Although the songs were appreciated, the music was criticised due to its monotony choice of instruments and music arrangements being very similar to one another. Rediff.com wrote in its music review that, “Vivah’s music disappoints”. Nofil of Glamsham gave the album 2.5 out of 5 stars and noted that, “The music of Vivah fails to emerge as successful as other Rajshri family potboilers, Maine Pyar Kiya, Hum Aapke Hain Koun [sic] and Hum Saath-Saath Hain.”
|Vivah track listing|
|1.||“Mujhe Haq Hai”||Udit Narayan, Shreya Ghoshal||5:02|
|2.||“Do Anjaane Ajnabi”||Udit Narayan, Shreya Ghoshal||5:02|
|3.||“Milan Abhi Aadha Adhura”||Udit Narayan, Shreya Ghoshal||5:47|
|4.||“Hamari Shaadi Mein”||Babul Supriyo, Shreya Ghoshal||5:17|
|5.||“O Jiji”||Pamela Jain, Shreya Ghoshal||5:20|
|6.||“Tere Dware Pe Aai Baraat”||Sudesh Bhonsle||3:58|
|7.||“Savaiyaa — Raadhey Krishn Ki Jyoti”||Shreya Ghoshal||2:16|
|8.||“Kal Jisne Janam Yahan Paaya”||Suresh Wadkar, Kumar Sanu & Ravindra Jain||7:43|
|9.||“Savaiyaa- Chhota Sa Saajan”||Suresh Wadkar||1:21|
Vivah premiered on 10 November 2006 across India. Like Hum Aapke Hain Koun..!, Rajshri Productions released limited number of prints for the film and eventually increased prints with increasing popularity.

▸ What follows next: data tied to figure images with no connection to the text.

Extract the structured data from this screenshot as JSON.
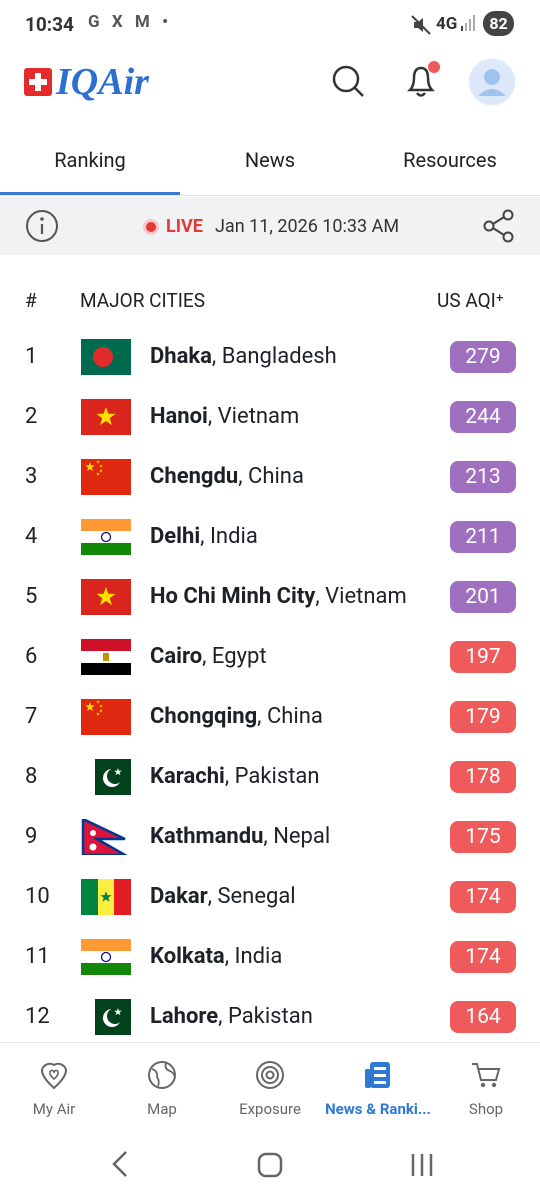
{
  "status_bar": {
    "time": "10:34",
    "network": "4G",
    "battery": "82"
  },
  "header": {
    "logo": "IQAir"
  },
  "tabs": [
    "Ranking",
    "News",
    "Resources"
  ],
  "live_bar": {
    "badge": "LIVE",
    "timestamp": "Jan 11, 2026 10:33 AM"
  },
  "table": {
    "columns": [
      "#",
      "MAJOR CITIES",
      "US AQI⁺"
    ],
    "rows": [
      {
        "rank": 1,
        "city": "Dhaka",
        "country": ", Bangladesh",
        "aqi": 279,
        "color": "#a070c0"
      },
      {
        "rank": 2,
        "city": "Hanoi",
        "country": ", Vietnam",
        "aqi": 244,
        "color": "#a070c0"
      },
      {
        "rank": 3,
        "city": "Chengdu",
        "country": ", China",
        "aqi": 213,
        "color": "#a070c0"
      },
      {
        "rank": 4,
        "city": "Delhi",
        "country": ", India",
        "aqi": 211,
        "color": "#a070c0"
      },
      {
        "rank": 5,
        "city": "Ho Chi Minh City",
        "country": ", Vietnam",
        "aqi": 201,
        "color": "#a070c0"
      },
      {
        "rank": 6,
        "city": "Cairo",
        "country": ", Egypt",
        "aqi": 197,
        "color": "#ef5b5b"
      },
      {
        "rank": 7,
        "city": "Chongqing",
        "country": ", China",
        "aqi": 179,
        "color": "#ef5b5b"
      },
      {
        "rank": 8,
        "city": "Karachi",
        "country": ", Pakistan",
        "aqi": 178,
        "color": "#ef5b5b"
      },
      {
        "rank": 9,
        "city": "Kathmandu",
        "country": ", Nepal",
        "aqi": 175,
        "color": "#ef5b5b"
      },
      {
        "rank": 10,
        "city": "Dakar",
        "country": ", Senegal",
        "aqi": 174,
        "color": "#ef5b5b"
      },
      {
        "rank": 11,
        "city": "Kolkata",
        "country": ", India",
        "aqi": 174,
        "color": "#ef5b5b"
      },
      {
        "rank": 12,
        "city": "Lahore",
        "country": ", Pakistan",
        "aqi": 164,
        "color": "#ef5b5b"
      }
    ]
  },
  "bottom_nav": [
    "My Air",
    "Map",
    "Exposure",
    "News & Ranki...",
    "Shop"
  ]
}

Early reviewers of Vivah predicted that it would be a huge disappointment. The film opened well and went on to become a commercially successful venture.

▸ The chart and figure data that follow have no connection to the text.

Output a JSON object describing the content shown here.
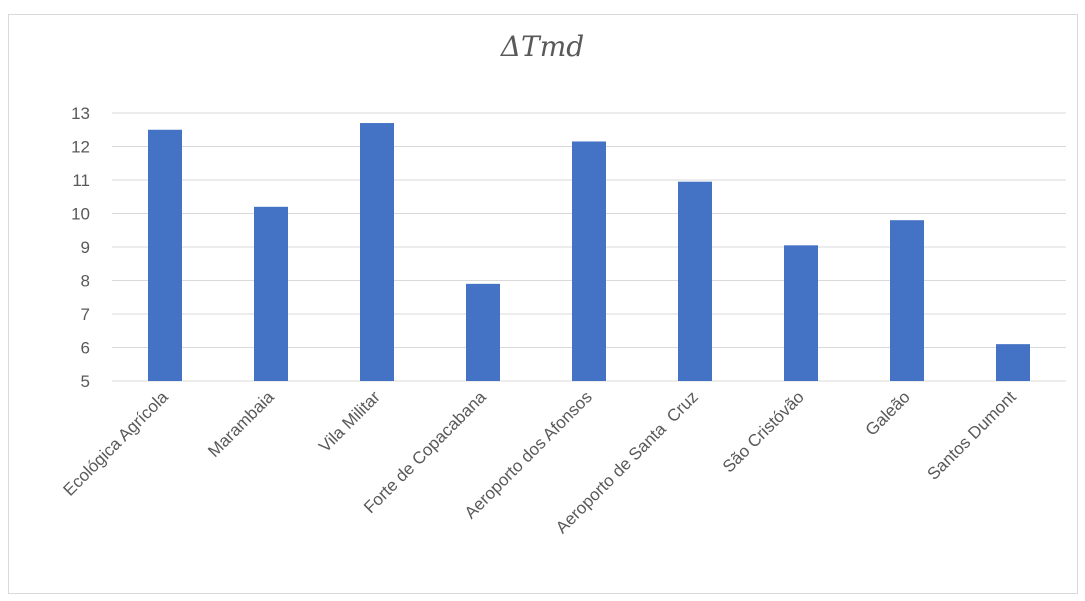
{
  "chart_data": {
    "type": "bar",
    "title": "ΔTmd",
    "xlabel": "",
    "ylabel": "",
    "categories": [
      "Ecológica Agrícola",
      "Marambaia",
      "Vila Militar",
      "Forte de Copacabana",
      "Aeroporto dos Afonsos",
      "Aeroporto de Santa  Cruz",
      "São Cristóvão",
      "Galeão",
      "Santos Dumont"
    ],
    "values": [
      12.5,
      10.2,
      12.7,
      7.9,
      12.15,
      10.95,
      9.05,
      9.8,
      6.1
    ],
    "ylim": [
      5,
      13
    ],
    "yticks": [
      "5",
      "6",
      "7",
      "8",
      "9",
      "10",
      "11",
      "12",
      "13"
    ],
    "grid": true,
    "bar_color": "#4472c4",
    "grid_color": "#d9d9d9"
  }
}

The film was declared a Blockbuster, after earning ₹222 million (US$3.2 million) net gross after seven weeks of running. Made on a budget of around ₹80 million (US$1.2 million), the film went on to collect ₹496 million (US$7.2 million) at the domestic box office. Vivah was released by Rajshri Media Limited on the production company’s official site. The film’s DVD was released by Rajshri Production.
The comparison of Vivah with Sooraj Bartjatya’s previous films compelled it to receive generally mixed reviews. The film was a big success, but before its release, many journalists expected Vivah to be a flop. Ron Ahluwalia of Planet Bollywood gave it 7.5 out of 10 wrote, “Sooraj Bartjatya comes up with the best, cheesiest family flick we’ve seen in a long time without sending us back to the 1940s.” Deepa Gahlot of Sify said, “Vivah is far less offensive and far more watchable.” Nikhat Kazmi from The Times of India called it a “simple documentation of something as banal as an engagement to a vivah”.

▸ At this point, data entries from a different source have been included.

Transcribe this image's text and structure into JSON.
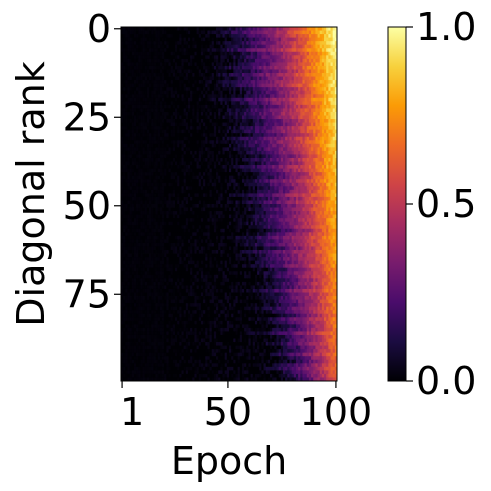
{
  "chart_data": {
    "type": "heatmap",
    "title": "",
    "xlabel": "Epoch",
    "ylabel": "Diagonal rank",
    "x_range": [
      1,
      100
    ],
    "y_range": [
      0,
      99
    ],
    "x_ticks": [
      1,
      50,
      100
    ],
    "x_tick_labels": [
      "1",
      "50",
      "100"
    ],
    "y_ticks": [
      0,
      25,
      50,
      75
    ],
    "y_tick_labels": [
      "0",
      "25",
      "50",
      "75"
    ],
    "colorbar": {
      "range": [
        0.0,
        1.0
      ],
      "ticks": [
        0.0,
        0.5,
        1.0
      ],
      "tick_labels": [
        "0.0",
        "0.5",
        "1.0"
      ],
      "colormap": "inferno"
    },
    "value_trend": "values near 0.0 for early epochs, rising toward 1.0 near epoch 100; lower diagonal ranks reach high values earliest, with near 1.0 at ranks 0-25 by epoch ~90",
    "grid": false,
    "legend": "colorbar-right"
  },
  "colors": {
    "colormap_stops": [
      "#000004",
      "#1b0c41",
      "#4a0c6b",
      "#781c6d",
      "#a52c60",
      "#cf4446",
      "#ed6925",
      "#fb9b06",
      "#f7d13d",
      "#fcffa4"
    ]
  }
}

Madhuparna Das of The Telegraph criticised Vivah for lacking plot, flat characters and mentioning that the story was “rather weak and improbable.” BBC described Vivah as “a didactic, worthy, and highly sanitised take on reality in keeping with the Rajshri tradition.” Rajeev Masand of CNN-IBN gave only 1 out of 5 stars and condemned the screenplay, calling both Kapoor and Rao “insipid and boring.” A review carried by Anupama Chopra mentioned, “Sooraj Barjatya’s fantasy world is carefully constructed, but his conviction infuses his films with an emotional heft.” Business of Cinema defended the film stating, “Vivah is a film with beautiful moments, it promises to recreate the magic of Maine Pyar Kiya.”
Indian painter M. F. Husain, decided to create a series of paintings inspired by Amrita Rao and Vivah. He planned to create an entire exhibition around her. He organised a private screening for 150 friends and press attendees to “convey his interest for the film” at Dubai’s Plaza cinema. The Regent, a theater in Patna, Bihar, put up a festive banner to promote the movie. The banner reads Poonam weds Prem. Vivah inspired couples at that time to emulate the protagonists.